Some events transcend the hardships of dairying. On a sunny July day, Kyle Beus picked up the phone and learned his 14-year-old daughter had been in an accident and was irrevocably brain-damaged.

Dairying has never been easy, and is even less so in Alaska where farms are few and costs are high.

"It's dairying times two," says Beus, a fifth-generation farmer who threw in the towel after his daughter's accident.

A typical dairy farmer's day starts before dawn to round up cows. The next three hours are for milking, a mostly mechanized job that requires constant watch as the fluid is piped from udders to a chilled storage container.

Then comes the chores: fixing engines, repairing fences, trimming hooves and transferring hay bales from storage areas to feed pens.

Twelve hours after the first milking, the cows are rounded up and the routine begins again.

When Brost first started dairying in Alaska in 1995, he fell into bed each night so exhausted he was asleep as soon as his head touched the pillow. A typical day started at 4:30 a.m. and ended at 11 p.m., he said.

Should a tractor or milking machine fail, Beus recalled, he had no one to call. The dairy industry in Alaska is too small to support spin-off businesses like dairy equipment mechanics that are common Outside, he said.

Over and over, the farmers said one word can explain why they're getting out of the business: tired. They're tired of no vacations, no health insurance, no money.

They're also bitter about a state bureaucracy they say does more to hinder them than help. They're frustrated having to deal with rising expenses while the state-owned creamery pays the same price for milk as it did 20 years ago.

Vicki Trytten, who plans to sell her family's dairy, said she's worked jobs off the farm to make ends meet but still struggles.

"We'll be lucky if we can leave a penny in the state when all is said and done," she said.

Alaska before statehood in 1958 it had 72 dairy farms, according to the federal Agricultural Statistics Service.

But improved roads and air service made importing milk from Seattle easier, and the number of farms and cows in Alaska started to dwindle. By 1980, only 12 farms were left in the Valley, and total state milk production was nearly half the level of 20 years before.

Today only eight farms remain statewide, including three in Delta Junction.

That wasn't supposed to be the story, especially for Point MacKenzie.

In the 1980s, the state launched ambitious plans to turn Point MacKenzie into the state dairy center.

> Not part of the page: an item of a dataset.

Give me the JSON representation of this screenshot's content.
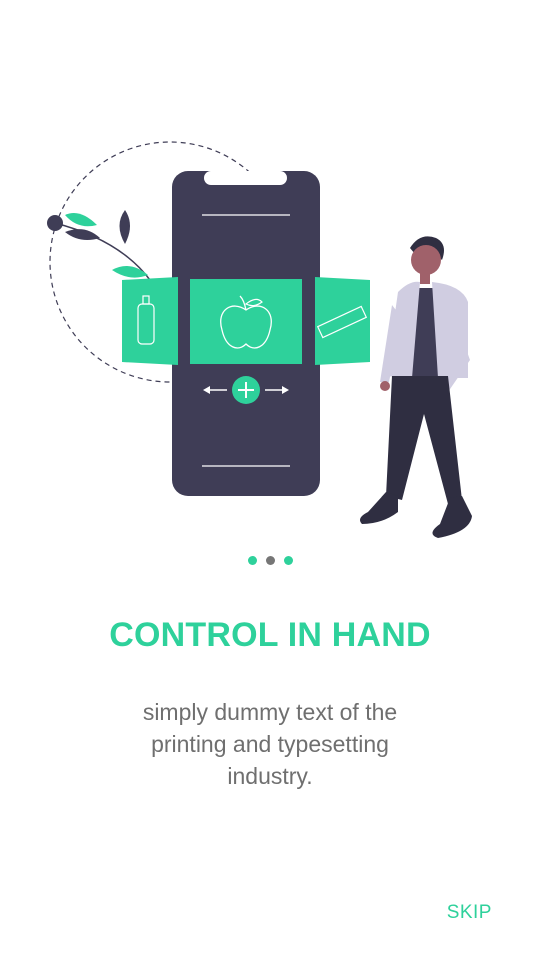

Nearly 15,000 acres were set aside and more than $20 million spent to put in power and carve out roads with names like Holstein and Guernsey. A public auction attracted more than 2,000 bidders and sold 31 lots, 19 set aside for dairies. The rest were supposed to be hay farms.

Most went under in just a few years, victims of crushing debt brought on by diving milk prices and the high cost of reshaping wilderness into viable dairies.

But by the mid-1990s, a new crop of farmers moved in and took over abandoned barns and half-cleared fields. Where others left heartbroken, they saw hope for a second chance.

Rachel Hecker, a Nebraska transplant who with her husband, Todd, purchased 600 acres in 1999, was among them.

Last year, crushed by debts she attributes in part to interest she was paying on state loans, she decided to sell. Now divorced, she lives near Wasilla, where she says she raises dairy goats.

"Am I bitter? Absolutely," she said. "The money that could have went into finishing the house went to the state in interest."